Article mis à jour le 9 septembre 2022 à 08:24
Comment répondre aux difficultés des personnes vivant dans la rue ? Au-delà des causes, des besoins, de l’évolution des politiques mises en place, l’écart entre les discours et la situation sur le terrain nous a semblé incommensurable. En effet, au-delà d’une réelle volonté politique, un regard sur la situation montre que les choses sont bien plus complexes qu’il n’y parait. Et surtout que le fameux « Yakafokon » voudrait bien le laisser penser.
♦ La réponse d’hébergement suite à une demande au 115
Selon les tableaux hebdomadaires (de la semaine 15 de 2018 et 2019) fournis par la Croix-Rouge des Pyrénées-Orientales, la situation s’est améliorée quant à la réponse apportée aux demandes d’hébergement d’urgence. En effet, en 2018, les demandes d’hébergements non satisfaites par manque de place étaient de 89 ; contre 25 en 2019. Entre 2018 et 2019, 37 places ont été conventionnées.

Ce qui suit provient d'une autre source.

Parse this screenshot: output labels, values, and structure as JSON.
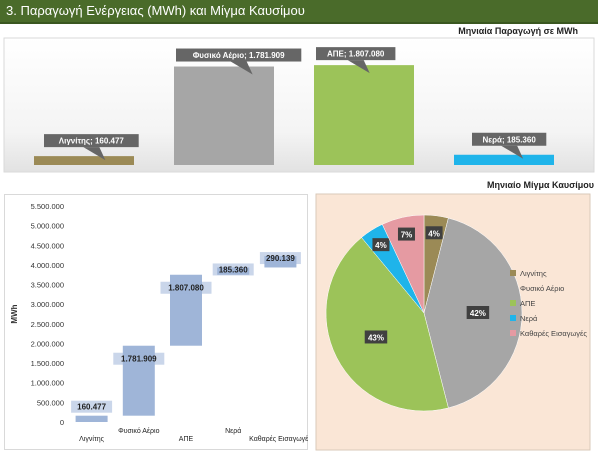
{
  "header": {
    "title": "3. Παραγωγή Ενέργειας (MWh) και Μίγμα Καυσίμου"
  },
  "colors": {
    "header_bg": "#4a6b2a",
    "lignite": "#9b8a56",
    "gas": "#a6a6a6",
    "res": "#9cc359",
    "water": "#1fb4ea",
    "imports": "#e59aa2",
    "waterfall": "#9fb5d8",
    "pie_bg": "#fae6d6"
  },
  "chart_data": [
    {
      "type": "bar",
      "title": "Μηνιαία Παραγωγή σε MWh",
      "categories": [
        "Λιγνίτης",
        "Φυσικό Αέριο",
        "ΑΠΕ",
        "Νερά"
      ],
      "values": [
        160477,
        1781909,
        1807080,
        185360
      ],
      "data_labels": [
        "Λιγνίτης; 160.477",
        "Φυσικό Αέριο; 1.781.909",
        "ΑΠΕ; 1.807.080",
        "Νερά; 185.360"
      ],
      "ylim": [
        0,
        1900000
      ]
    },
    {
      "type": "bar",
      "subtype": "waterfall",
      "categories": [
        "Λιγνίτης",
        "Φυσικό Αέριο",
        "ΑΠΕ",
        "Νερά",
        "Καθαρές Εισαγωγές"
      ],
      "values": [
        160477,
        1781909,
        1807080,
        185360,
        290139
      ],
      "data_labels": [
        "160.477",
        "1.781.909",
        "1.807.080",
        "185.360",
        "290.139"
      ],
      "ylabel": "MWh",
      "ylim": [
        0,
        5500000
      ],
      "yticks": [
        "0",
        "500.000",
        "1.000.000",
        "1.500.000",
        "2.000.000",
        "2.500.000",
        "3.000.000",
        "3.500.000",
        "4.000.000",
        "4.500.000",
        "5.000.000",
        "5.500.000"
      ]
    },
    {
      "type": "pie",
      "title": "Μηνιαίο Μίγμα Καυσίμου",
      "legend_position": "right",
      "slices": [
        {
          "name": "Λιγνίτης",
          "value": 4,
          "label": "4%"
        },
        {
          "name": "Φυσικό Αέριο",
          "value": 42,
          "label": "42%"
        },
        {
          "name": "ΑΠΕ",
          "value": 43,
          "label": "43%"
        },
        {
          "name": "Νερά",
          "value": 4,
          "label": "4%"
        },
        {
          "name": "Καθαρές Εισαγωγές",
          "value": 7,
          "label": "7%"
        }
      ]
    }
  ]
}
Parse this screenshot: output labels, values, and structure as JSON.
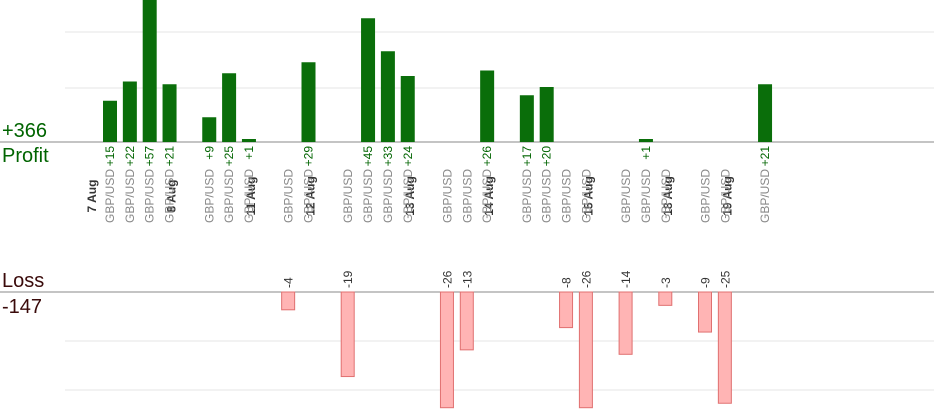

Mais la difficulté est moins la mise à l’abri d’urgence que l’hébergement pérenne. Une situation qui se complique au moment de ce virage social. Selon Jean-Michel Fedon, parmi les personnes hébergées en urgence, certaines ne sont pas en capacité de s’adapter à un logement. Il faut donc des dispositifs d’accompagnement. Autre problématique, celle des logements mis à disposition des demandeurs d’asile déboutés de tous leurs recours et sous le coup d’une mesure d’éloignement du territoire, et malgré tout, toujours présents sur le sol français.
Le directeur départemental de la cohésion sociale nous a également évoqué la problématique des logements sociaux. À une époque pas si lointaine, la solidarité intra-familiale prévalait et faisait que, dans un même foyer, pouvaient cohabiter plusieurs générations. Aujourd’hui, les jeunes, non-autonomes financièrement et qui en font la demande, sont prioritaires pour l’obtention d’un logement social. D’où le manque récurrent de capacité d’accueil.
Jean-Michel Fedon se réfère au cas d’école devenu amer constat. S’il y avait besoin de 30 places d’hébergement demain et qu’elles soient créées, le surlendemain, il y aurait un besoin similaire. Un phénomène qu’il explique par un « appel d’air » de personnes venues d’autres zones géographiques ; mais aussi par le manque de solutions apportées aux déboutés du droit d’asile ou au manque de logements pérennes.
Pour conclure, le responsable local, dépité par la situation insoluble, conclut en se confiant : « Malheureusement, les droits de l’Homme ne font pas une politique publique ».
♦ De l’Aide Sociale à l’Enfance (ASE) à la rue ?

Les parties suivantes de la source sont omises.